According to O’Donovan, he was at a party in Atlanta on December 31, 2012 when the gang approached him after seeing him dancing with another man. They yelled homophobic epithets and physically assaulted him. What happened next, he claims, was an act of self-defense.
In a statement, O’Donovan explained: “In an attempt to defend myself from the attack I thought could end my life I stabbed five of them, while also being stabbed three times myself.”
The prosecution, however, has a slightly different version of events. It claims O’Donovan had been kicked out the party, only to return later with a pocket knife with which he used to stab several people. One man required surgery as a result of the fight, though no injuries were fatal.

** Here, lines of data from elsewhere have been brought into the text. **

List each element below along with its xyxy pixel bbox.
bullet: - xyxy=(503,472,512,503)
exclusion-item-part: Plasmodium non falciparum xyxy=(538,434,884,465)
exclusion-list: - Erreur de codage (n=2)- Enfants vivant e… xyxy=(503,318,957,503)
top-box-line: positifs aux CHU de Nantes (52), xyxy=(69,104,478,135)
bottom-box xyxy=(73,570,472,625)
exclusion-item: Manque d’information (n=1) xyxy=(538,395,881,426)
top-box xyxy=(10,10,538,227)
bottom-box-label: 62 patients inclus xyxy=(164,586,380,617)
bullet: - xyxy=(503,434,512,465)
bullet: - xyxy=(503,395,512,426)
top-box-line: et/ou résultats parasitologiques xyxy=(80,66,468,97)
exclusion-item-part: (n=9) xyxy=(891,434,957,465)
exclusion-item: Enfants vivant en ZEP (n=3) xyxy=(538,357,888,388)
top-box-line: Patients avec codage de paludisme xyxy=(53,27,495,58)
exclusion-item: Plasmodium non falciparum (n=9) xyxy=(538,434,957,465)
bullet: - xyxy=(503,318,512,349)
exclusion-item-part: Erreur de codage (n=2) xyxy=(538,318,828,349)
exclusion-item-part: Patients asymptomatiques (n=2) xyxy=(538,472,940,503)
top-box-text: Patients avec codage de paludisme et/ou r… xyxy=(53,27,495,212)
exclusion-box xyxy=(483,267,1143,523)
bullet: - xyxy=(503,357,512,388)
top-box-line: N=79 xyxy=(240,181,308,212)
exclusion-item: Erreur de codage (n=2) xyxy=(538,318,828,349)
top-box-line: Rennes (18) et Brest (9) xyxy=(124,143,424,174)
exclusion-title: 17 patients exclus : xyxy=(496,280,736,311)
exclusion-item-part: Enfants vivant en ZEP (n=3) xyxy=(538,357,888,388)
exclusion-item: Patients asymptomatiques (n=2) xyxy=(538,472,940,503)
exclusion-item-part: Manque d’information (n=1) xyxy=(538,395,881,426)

Of everyone involved, only O’Donovan was charged with anything — five counts of aggravated assault with a deadly weapon. Facing a potential 110-year sentence if convicted by a jury, he chose to instead accept a plea deal of two years behind bars plus eight years probation.
O’Donovan’s supporters have called the case “the epitome of a hate crime” claiming that “the demonization” of his actions represented “a growing trend: criminalizing those who successfully defend themselves from hate crimes.”
In a statement, O’Donovan said, “It is regrettable that anyone had to come to harm, but given the choice of whether to lose my life to a hateful attack or fight for the chance to live, I will always choose the ferocious refusal to go quietly into the night.”